How does Google serve up 3.5 billion searches every day and 1.2 trillion searches every year worldwide? If you’ve wondered what it takes, Site Reliability Engineering: How Google Runs Production Systems has all the answers. The book explains what it takes to operate hyperscale infrastructure for a global audience.
Google’s secret weapon for world domination is Site Reliability Engineering. While you might think that SRE is a fancy label for IT Ops, nothing is further from the truth. Benjamin Treynor Sloss heads a team of 4,000 Site Reliability Engineers at Google. Treynor (who has a software engineering background) established the Google SRE team in 2003.
Instead of recruiting traditional datacenter experts, Treynor hired software engineers with a strong background in systems engineering. SREs come from the same pool of engineers who write code for Google's services. Along with programming, SREs have deep knowledge of “UNIX system internals and networking (Layer 1 to Layer 3)”.
So who are SREs? Site Reliability Engineers are “focused on finding ways to improve the design and operation of systems to make them more scalable, more reliable, and more efficient.” SREs ensure Google's applications are available, reliable, and deliver the right experience for users.
Google's Site Reliability Engineering book offers valuable insights for enterprise IT teams. Our infographic shows how you can build reliable, scalable, and agile IT infrastructure, just like Google.
01. Unique Approach To Hiring
Google looks for a unique mix of software engineering and systems engineering expertise when hiring SREs. SREs are “the world’s most intense pit crew” for resolving complex IT infrastructure problems.

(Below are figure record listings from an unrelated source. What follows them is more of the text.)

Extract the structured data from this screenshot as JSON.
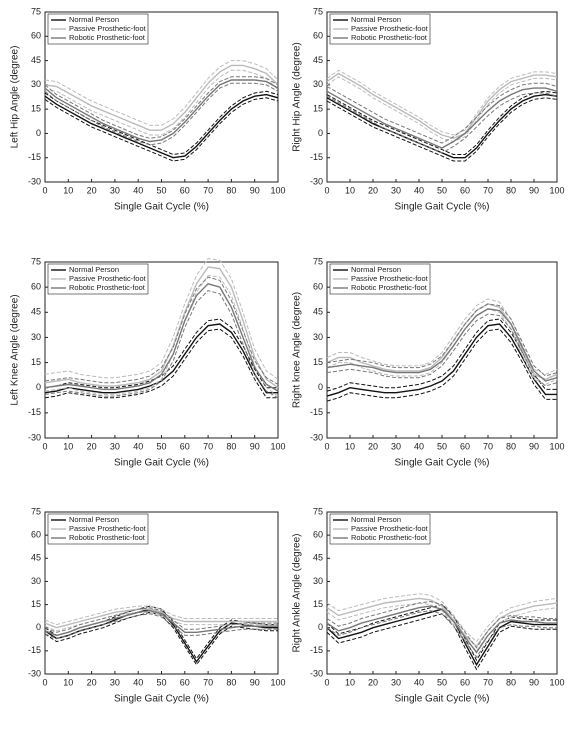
{
  "chart_data": [
    {
      "type": "line",
      "ylabel": "Left Hip Angle (degree)",
      "xlabel": "Single Gait Cycle (%)",
      "x": [
        0,
        5,
        10,
        15,
        20,
        25,
        30,
        35,
        40,
        45,
        50,
        55,
        60,
        65,
        70,
        75,
        80,
        85,
        90,
        95,
        100
      ],
      "xlim": [
        0,
        100
      ],
      "xticks": [
        0,
        10,
        20,
        30,
        40,
        50,
        60,
        70,
        80,
        90,
        100
      ],
      "ylim": [
        -30,
        75
      ],
      "yticks": [
        -30,
        -15,
        0,
        15,
        30,
        45,
        60,
        75
      ],
      "legend": "top-left",
      "series": [
        {
          "name": "Normal Person",
          "color": "#111111",
          "sd": 2,
          "values": [
            23,
            18,
            14,
            10,
            6,
            3,
            0,
            -3,
            -6,
            -9,
            -12,
            -15,
            -14,
            -8,
            0,
            8,
            15,
            20,
            23,
            24,
            22
          ]
        },
        {
          "name": "Passive Prosthetic-foot",
          "color": "#bbbbbb",
          "sd": 3,
          "values": [
            30,
            29,
            25,
            21,
            17,
            14,
            11,
            8,
            5,
            2,
            2,
            6,
            13,
            22,
            31,
            38,
            42,
            42,
            40,
            37,
            30
          ]
        },
        {
          "name": "Robotic Prosthetic-foot",
          "color": "#777777",
          "sd": 2,
          "values": [
            28,
            22,
            18,
            14,
            10,
            6,
            3,
            0,
            -3,
            -5,
            -4,
            0,
            7,
            15,
            23,
            30,
            33,
            33,
            33,
            32,
            28
          ]
        }
      ]
    },
    {
      "type": "line",
      "ylabel": "Right Hip Angle (degree)",
      "xlabel": "Single Gait Cycle (%)",
      "x": [
        0,
        5,
        10,
        15,
        20,
        25,
        30,
        35,
        40,
        45,
        50,
        55,
        60,
        65,
        70,
        75,
        80,
        85,
        90,
        95,
        100
      ],
      "xlim": [
        0,
        100
      ],
      "xticks": [
        0,
        10,
        20,
        30,
        40,
        50,
        60,
        70,
        80,
        90,
        100
      ],
      "ylim": [
        -30,
        75
      ],
      "yticks": [
        -30,
        -15,
        0,
        15,
        30,
        45,
        60,
        75
      ],
      "legend": "top-left",
      "series": [
        {
          "name": "Normal Person",
          "color": "#111111",
          "sd": 2,
          "values": [
            22,
            18,
            14,
            10,
            6,
            3,
            0,
            -3,
            -6,
            -9,
            -12,
            -15,
            -15,
            -9,
            0,
            8,
            15,
            20,
            23,
            24,
            23
          ]
        },
        {
          "name": "Passive Prosthetic-foot",
          "color": "#bbbbbb",
          "sd": 2,
          "values": [
            32,
            37,
            33,
            29,
            24,
            20,
            16,
            12,
            8,
            3,
            -1,
            -3,
            0,
            10,
            20,
            27,
            32,
            34,
            36,
            36,
            35
          ]
        },
        {
          "name": "Robotic Prosthetic-foot",
          "color": "#777777",
          "sd": 3,
          "values": [
            26,
            22,
            18,
            14,
            10,
            6,
            3,
            0,
            -3,
            -6,
            -9,
            -5,
            0,
            7,
            14,
            20,
            24,
            27,
            28,
            28,
            26
          ]
        }
      ]
    },
    {
      "type": "line",
      "ylabel": "Left Knee Angle (degree)",
      "xlabel": "Single Gait Cycle (%)",
      "x": [
        0,
        5,
        10,
        15,
        20,
        25,
        30,
        35,
        40,
        45,
        50,
        55,
        60,
        65,
        70,
        75,
        80,
        85,
        90,
        95,
        100
      ],
      "xlim": [
        0,
        100
      ],
      "xticks": [
        0,
        10,
        20,
        30,
        40,
        50,
        60,
        70,
        80,
        90,
        100
      ],
      "ylim": [
        -30,
        75
      ],
      "yticks": [
        -30,
        -15,
        0,
        15,
        30,
        45,
        60,
        75
      ],
      "legend": "top-left",
      "series": [
        {
          "name": "Normal Person",
          "color": "#111111",
          "sd": 3,
          "values": [
            -3,
            -2,
            0,
            -1,
            -2,
            -3,
            -3,
            -2,
            -1,
            1,
            4,
            10,
            20,
            30,
            37,
            38,
            33,
            22,
            8,
            -3,
            -3
          ]
        },
        {
          "name": "Passive Prosthetic-foot",
          "color": "#bbbbbb",
          "sd": 5,
          "values": [
            3,
            4,
            5,
            3,
            2,
            1,
            1,
            2,
            3,
            5,
            10,
            25,
            45,
            62,
            72,
            71,
            60,
            40,
            18,
            5,
            0
          ]
        },
        {
          "name": "Robotic Prosthetic-foot",
          "color": "#777777",
          "sd": 4,
          "values": [
            0,
            1,
            2,
            1,
            0,
            -1,
            -1,
            0,
            1,
            3,
            8,
            20,
            40,
            55,
            62,
            60,
            48,
            30,
            12,
            2,
            -2
          ]
        }
      ]
    },
    {
      "type": "line",
      "ylabel": "Right knee Angle (degree)",
      "xlabel": "Single Gait Cycle (%)",
      "x": [
        0,
        5,
        10,
        15,
        20,
        25,
        30,
        35,
        40,
        45,
        50,
        55,
        60,
        65,
        70,
        75,
        80,
        85,
        90,
        95,
        100
      ],
      "xlim": [
        0,
        100
      ],
      "xticks": [
        0,
        10,
        20,
        30,
        40,
        50,
        60,
        70,
        80,
        90,
        100
      ],
      "ylim": [
        -30,
        75
      ],
      "yticks": [
        -30,
        -15,
        0,
        15,
        30,
        45,
        60,
        75
      ],
      "legend": "top-left",
      "series": [
        {
          "name": "Normal Person",
          "color": "#111111",
          "sd": 3,
          "values": [
            -5,
            -3,
            0,
            -1,
            -2,
            -3,
            -3,
            -2,
            -1,
            1,
            4,
            10,
            20,
            30,
            37,
            38,
            30,
            18,
            5,
            -4,
            -4
          ]
        },
        {
          "name": "Passive Prosthetic-foot",
          "color": "#bbbbbb",
          "sd": 3,
          "values": [
            15,
            18,
            18,
            15,
            13,
            11,
            10,
            10,
            10,
            12,
            18,
            28,
            38,
            46,
            50,
            48,
            38,
            22,
            8,
            5,
            8
          ]
        },
        {
          "name": "Robotic Prosthetic-foot",
          "color": "#777777",
          "sd": 3,
          "values": [
            12,
            13,
            14,
            13,
            12,
            10,
            9,
            9,
            9,
            11,
            16,
            25,
            35,
            43,
            47,
            46,
            38,
            24,
            10,
            4,
            6
          ]
        }
      ]
    },
    {
      "type": "line",
      "xlabel": "Single Gait Cycle (%)",
      "x": [
        0,
        5,
        10,
        15,
        20,
        25,
        30,
        35,
        40,
        45,
        50,
        55,
        60,
        65,
        70,
        75,
        80,
        85,
        90,
        95,
        100
      ],
      "xlim": [
        0,
        100
      ],
      "xticks": [
        0,
        10,
        20,
        30,
        40,
        50,
        60,
        70,
        80,
        90,
        100
      ],
      "ylim": [
        -30,
        75
      ],
      "yticks": [
        -30,
        -15,
        0,
        15,
        30,
        45,
        60,
        75
      ],
      "legend": "top-left",
      "series": [
        {
          "name": "Normal Person",
          "color": "#111111",
          "sd": 2,
          "values": [
            -2,
            -7,
            -5,
            -2,
            0,
            2,
            5,
            8,
            10,
            12,
            10,
            2,
            -10,
            -22,
            -12,
            -2,
            3,
            2,
            1,
            0,
            0
          ]
        },
        {
          "name": "Passive Prosthetic-foot",
          "color": "#bbbbbb",
          "sd": 2,
          "values": [
            3,
            0,
            2,
            4,
            6,
            8,
            10,
            11,
            12,
            12,
            10,
            6,
            4,
            4,
            4,
            4,
            4,
            4,
            4,
            4,
            4
          ]
        },
        {
          "name": "Robotic Prosthetic-foot",
          "color": "#777777",
          "sd": 2,
          "values": [
            -2,
            -5,
            -3,
            0,
            2,
            4,
            6,
            8,
            10,
            11,
            9,
            3,
            -3,
            -3,
            -2,
            -1,
            0,
            1,
            1,
            1,
            1
          ]
        }
      ]
    },
    {
      "type": "line",
      "ylabel": "Right Ankle Angle (degree)",
      "xlabel": "Single Gait Cycle (%)",
      "x": [
        0,
        5,
        10,
        15,
        20,
        25,
        30,
        35,
        40,
        45,
        50,
        55,
        60,
        65,
        70,
        75,
        80,
        85,
        90,
        95,
        100
      ],
      "xlim": [
        0,
        100
      ],
      "xticks": [
        0,
        10,
        20,
        30,
        40,
        50,
        60,
        70,
        80,
        90,
        100
      ],
      "ylim": [
        -30,
        75
      ],
      "yticks": [
        -30,
        -15,
        0,
        15,
        30,
        45,
        60,
        75
      ],
      "legend": "top-left",
      "series": [
        {
          "name": "Normal Person",
          "color": "#111111",
          "sd": 3,
          "values": [
            0,
            -7,
            -5,
            -3,
            0,
            2,
            4,
            6,
            8,
            10,
            12,
            5,
            -10,
            -24,
            -12,
            0,
            4,
            3,
            2,
            2,
            2
          ]
        },
        {
          "name": "Passive Prosthetic-foot",
          "color": "#bbbbbb",
          "sd": 3,
          "values": [
            13,
            8,
            10,
            12,
            14,
            16,
            17,
            18,
            19,
            18,
            14,
            5,
            -5,
            -12,
            -2,
            6,
            10,
            12,
            14,
            15,
            16
          ]
        },
        {
          "name": "Robotic Prosthetic-foot",
          "color": "#777777",
          "sd": 3,
          "values": [
            3,
            -2,
            0,
            3,
            5,
            7,
            9,
            11,
            13,
            14,
            12,
            4,
            -6,
            -16,
            -5,
            3,
            5,
            4,
            4,
            3,
            3
          ]
        }
      ]
    }
  ]
}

SREs spend at least 50% of their time doing development and less than 50% of their time doing ops work. The emphasis on engineering enables SREs to build systems for managing large, complicated services.
02. Embrace Error Budgets
Product teams focus on delivering the latest features to users. IT operations teams want to deliver a reliable service. To resolve this conflict, Google uses error budgets to strike a balance between innovation and reliability.
Product managers define the Service Level Objective (SLO), which is the uptime for a particular service. If the actual uptime is more than the SLO, product managers have an error budget to launch new features. If the actual uptime is less than the SLO, no features are introduced till system reliability improves.
03. Eliminate Toil
The only way to banish toil when running planet-scale systems is to focus on the engineering part of site reliability engineering. SREs write code to build and operate highly reliable services with the same level of headcount. Engineering work allows Google to avoid repetitive tasks and “invent more and toil less.”
04. Automate Everything
Google has an ideological preference for “using machines to manage machines when possible.” Given the scale at which Google operates, it’s impossible to hand-hold infrastructure operations.
Automation allows SREs to deliver consistency and avoid errors, omissions, and reliability issues. Automation drives autonomous behavior for faster repairs, quicker action, and time savings.
05. Blameless Postmortems
Blameless postmortems help document the root cause of any outage to prevent future incidents. SREs organize activities like postmortem of the month, postmortem reading clubs, and wheel of misfortune. Teams work through the issues in a constructive environment without any finger-pointing.
06. Reliable Product Launches
How do you launch a product to millions of users without outages? Launch Coordination Engineering (LCE) teams in SRE help Google deliver reliable and agile products. LCE teams help products meet “reliability standards and best practices” for a smooth launch.
Conclusion
Site Reliability Engineering is not just for companies operating at Google scale. Every IT practitioner should read the book to learn how Google instilled a remarkable culture across its site operations teams.